Plaintiff Scott Lukowski brings suit against U.S. Bank Trust, N.A., as trustee for LSF9 Master Participation Trust
A complaint must contain "a short and plain statement of the claim showing that the pleader is entitled to relief." Fed. R. Civ. P. 8(a)(2). While "detailed factual allegations" are not required, a complaint must have sufficient factual allegations to state a claim that is "plausible on its face." Ashcroft v. Iqbal, 556 U.S. 662, 678 (2009) (citing Bell Atl. v. Twombly, 550 U.S. 544, 555, 570 (2007)). A claim is facially plausible "when the plaintiff pleads factual content that allows the court to draw the reasonable inference that the defendant is liable for the misconduct alleged." Id. (citing Twombly, 550 U.S. at 556). This standard asks for "more than a sheer possibility that a defendant has acted unlawfully." Id. The determination is a context-specific task requiring the court "to draw on its judicial experience and common sense." Id. at 679.
A motion to dismiss a complaint under Rule 12(b)(6) of the Federal Rules of Civil Procedure tests the legal sufficiency of the claims alleged in the complaint. See Conservation Force v. Salazar, 646 F.3d 1240, 1241-42 (9th Cir. 2011). Dismissal under Rule 12(b)(6) may be based on either the "lack of a cognizable legal theory" or on "the absence of sufficient facts alleged under a cognizable legal theory." Id. at 1242 (internal quotation marks and citation omitted). When evaluating such a motion, the court must accept all material allegations in the complaint as true and construe them in the light most favorable to the non-moving party. In re Quality Sys., Inc. Sec. Litig., 865 F.3d 1130, 1140 (9th Cir. 2017). "[C]onclusory allegations of law and unwarranted inferences," however, "are insufficient to defeat a motion to dismiss for failure to state a claim." Caviness v. Horizon Cmty. Learning Ctr., Inc., 590 F.3d 806, 812 (9th Cir. 2010) (internal quotation marks and citation omitted).
The FAC makes almost no changes to the Complaint other than to add a handful of conclusory allegations regarding what Lukowski believed constituted the "correct" amount owed on the debt and the late charges and interest rate percentages he was charged. Since the FAC makes virtually the same allegations, it adds nothing to alter the prior order's analysis or conclusions. For this reason alone, dismissal is warranted.
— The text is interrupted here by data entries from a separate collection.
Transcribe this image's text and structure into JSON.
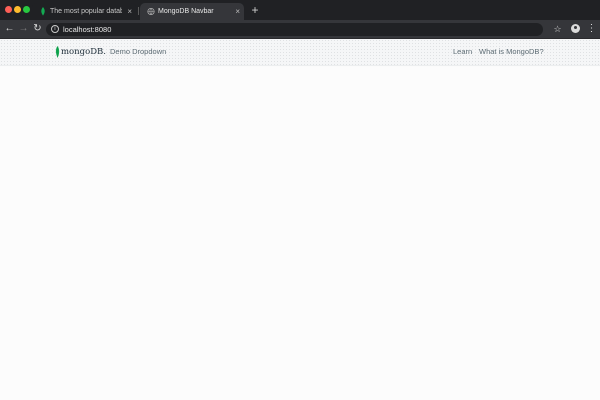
{
  "browser": {
    "tabs": [
      {
        "title": "The most popular database for",
        "active": false
      },
      {
        "title": "MongoDB Navbar",
        "active": true
      }
    ],
    "new_tab_symbol": "+",
    "close_symbol": "×",
    "address_bar": {
      "url": "localhost:8080"
    }
  },
  "site": {
    "brand": "mongoDB.",
    "nav_left": [
      "Demo Dropdown"
    ],
    "nav_right": [
      "Learn",
      "What is MongoDB?"
    ]
  },
  "colors": {
    "chrome_dark": "#202124",
    "chrome_toolbar": "#35363a",
    "mongodb_green": "#13aa52",
    "brand_text": "#21313c",
    "nav_link": "#5d6c74"
  },
  "icons": {
    "back": "back-arrow-icon",
    "forward": "forward-arrow-icon",
    "reload": "reload-icon",
    "info": "info-icon",
    "star": "star-icon",
    "account": "account-icon",
    "menu": "kebab-menu-icon"
  }
}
One of the Complaint's key deficiencies was Lukowski's failure to allege how much the purportedly exorbitant fees were or why they were improper, unreasonable, or otherwise illegal. The FAC's few new averments assert the "correct" amount owed, the "incorrect" amount U.S. Bank demanded, and that the loan was subject to a 6.5% interest rate with late charges of 5%. The FAC, however, again fails to allege facts demonstrating why the amount U.S. Bank insisted on was improper, or why the interest rate or late charges were unreasonable. Additionally, the FAC once more offers nothing regarding the fact that Lukowski's loan expressly allowed U.S. Bank to add default related fees to the loan balance. Finally, the FAC includes only additional conclusory allegations contending Lukowski was excused from making an unconditional offer of tender because he disputed the validity of the underlying debt. Lukowski merely repackages his prior averments that U.S. Bank was charging him more than what was owed, and by doing so repeats his prior failure to explain why the amount U.S. Bank demanded was illegal. As with the Complaint, there is nothing to infer any impropriety on U.S. Bank's part from the FAC. Lukowski's claim equitably to set aside foreclosure again fails.
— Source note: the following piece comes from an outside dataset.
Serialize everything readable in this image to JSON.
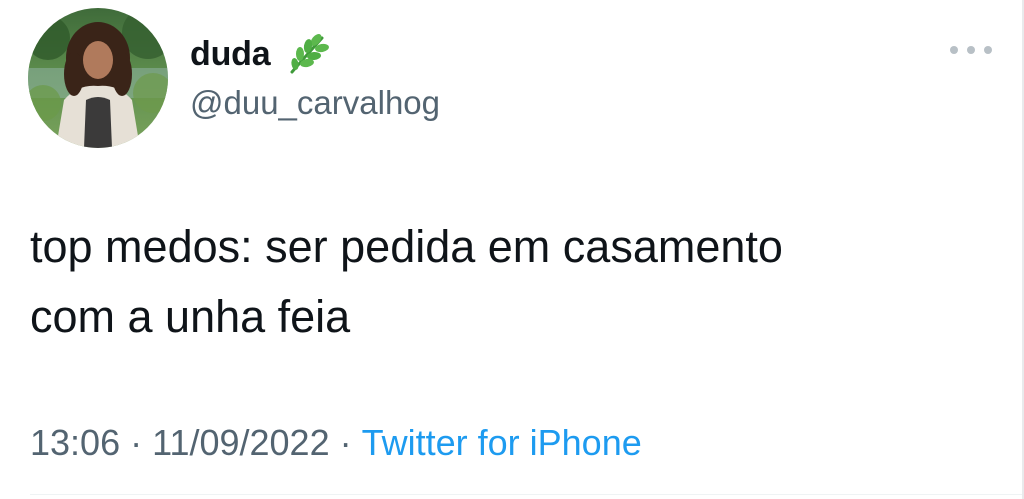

Lukowski's only new averment with regard to his breach of contract claim is the conclusory statement that U.S. Bank claimed amounts owed that were grossly inaccurate and that the bank added illegal charges. Lukowski otherwise offers no new arguments with regard to this claim that were not already considered in the prior order dismissing the Complaint. As the FAC does not allege any new facts that would alter the prior analysis, Lukowski's breach of contract claim again fails.
Finally, Lukowski offers no new arguments with regard to his quiet title claim that were not already considered in the prior order dismissing the Complaint. Indeed, Lukowski failed to take even the simple step of verifying the FAC and including a description of the property. Similarly, Lukowski offers no new arguments with regard to both his breach of the implied covenant of good faith and fair dealing and promissory estoppel claims that were not already considered in the prior order dismissing the Complaint. As the FAC does not allege any new facts that would alter the prior analysis, Lukowski's claims to quiet title, implied covenant, and promissory estoppel claims again fail.
Given the limited attempt to amend the Complaint, further efforts to amend the FAC would be futile. Therefore, U.S. Bank's motion to dismiss is granted in its entirety without leave to amend.